Fatal has been diving into the deep end ever since. At Florida Gulf Coast University, she decided to switch majors from accounting to supply chain management, a typically male-dominated field.
After completing an internship as an auditor, she realized that she could not envision herself in a long-term career as an accountant. However, she had excelled in an introductory course on supply chain management and found it fascinating.
The COVID-19 pandemic shed new light on the importance of supply chain management as the backbone of any global operation, yet the field is often overlooked.
“There is little visibility placed on the major compared to other business majors that are often more popular amongst women, such as marketing, business administration or accounting,” Fatal says.
“Most people don’t even know what it means and are completely unaware of the field.”
She expressed concerns about job security, but her professors reassured her that supply chain is a field in which she wouldn’t have to worry about employment and financial security. She later added a second major in computer information systems because she knew technology careers would always be in demand, she says.
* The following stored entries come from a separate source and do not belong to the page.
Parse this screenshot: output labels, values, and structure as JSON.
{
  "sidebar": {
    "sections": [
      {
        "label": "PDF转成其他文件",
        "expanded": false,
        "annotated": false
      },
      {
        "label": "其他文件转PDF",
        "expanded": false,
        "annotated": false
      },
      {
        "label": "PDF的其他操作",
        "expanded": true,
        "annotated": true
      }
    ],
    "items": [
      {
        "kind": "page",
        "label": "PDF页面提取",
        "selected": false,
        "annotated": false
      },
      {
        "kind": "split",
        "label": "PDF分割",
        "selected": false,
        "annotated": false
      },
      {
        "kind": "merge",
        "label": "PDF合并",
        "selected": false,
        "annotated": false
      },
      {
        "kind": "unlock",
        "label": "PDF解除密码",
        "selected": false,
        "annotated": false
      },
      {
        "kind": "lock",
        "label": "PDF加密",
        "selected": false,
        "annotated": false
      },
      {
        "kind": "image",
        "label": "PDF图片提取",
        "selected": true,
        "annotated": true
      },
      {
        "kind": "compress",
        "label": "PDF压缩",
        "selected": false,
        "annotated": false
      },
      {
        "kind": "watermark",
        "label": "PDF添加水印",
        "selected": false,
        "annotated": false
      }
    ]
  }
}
One of those professors, Piyush Shah, was a key catalyst in encouraging her to pursue an opportunity as the president of the Supply Chain Management Club Shah also served as club advisor and oversaw its projects and plans.
“He is very passionate about the field and shares the vision of wanting the major to grow in size and recognition within FGCU,” she says. “He acknowledged my drive to flourish within whatever career field I decided and encouraged me to channel it productively. His guidance has been a cornerstone in gaining the clarity I needed to discern my future aspirations.”
Says Shah, “Dominique is very tenacious and has an admirable never-give-up attitude.”
Fatal was actively involved in promoting the supply chain major to prospective students —primarily through the club. Her main goal was to grow membership and establish consistent turnout. To achieve this, she hosted group events such as game nights and facility tours, providing opportunities for students majoring or minoring in or simply curious about supply chain management to learn more. It culminated with her organizing a trip to Student Day at the ProMat 2023 Conference in Chicago last March.
Participating in the conference aimed to connect students interested in supply chain management with key players in the industry, fostering valuable networks. The ultimate goal was to help students secure potential internships or full-time job opportunities.
“It underscored the importance of collaboration, delegation and the value of relying on the team’s strengths,” she says.
“It wasn’t just about pulling off a successful event. It was a valuable lesson in personal and professional growth.
“I’m very future-focused. I am always looking for more, the next thing. My desire isn’t just about quantity but also about exceeding expectations and what is considered sufficient. I want that to reflect in who I am and what I do. I believe my desire to immerse myself in whatever I do is often recognized and reflected in my work ethic.”
Since graduation, she has been taking the time to fully embrace this new season of her life. Or, as she says, “soaking in the vibes of post-school freedom and easing into the groove of adulting. I’m relishing the experience of not having to hit the books and exploring what it means to settle into adulthood.”
Fatal also acknowledges an itch to travel more, and her ambitious goal for the next few years is to visit every state in America at least once. She ultimately wants to pursue an MBA to add another layer to her skill set.
“My ideal future involves a career that taps into the sweet spot where my supply chain management and computer information systems degrees come together,” she says. “I’m eager to join a company where I can grow my professional experience in the field and support my aspirations of eventually attending grad school. It’s about finding a job that fits my current career ambitions and sets the stage for my long-term goals.”
This is part of series of stories spotlighting outstanding December graduates.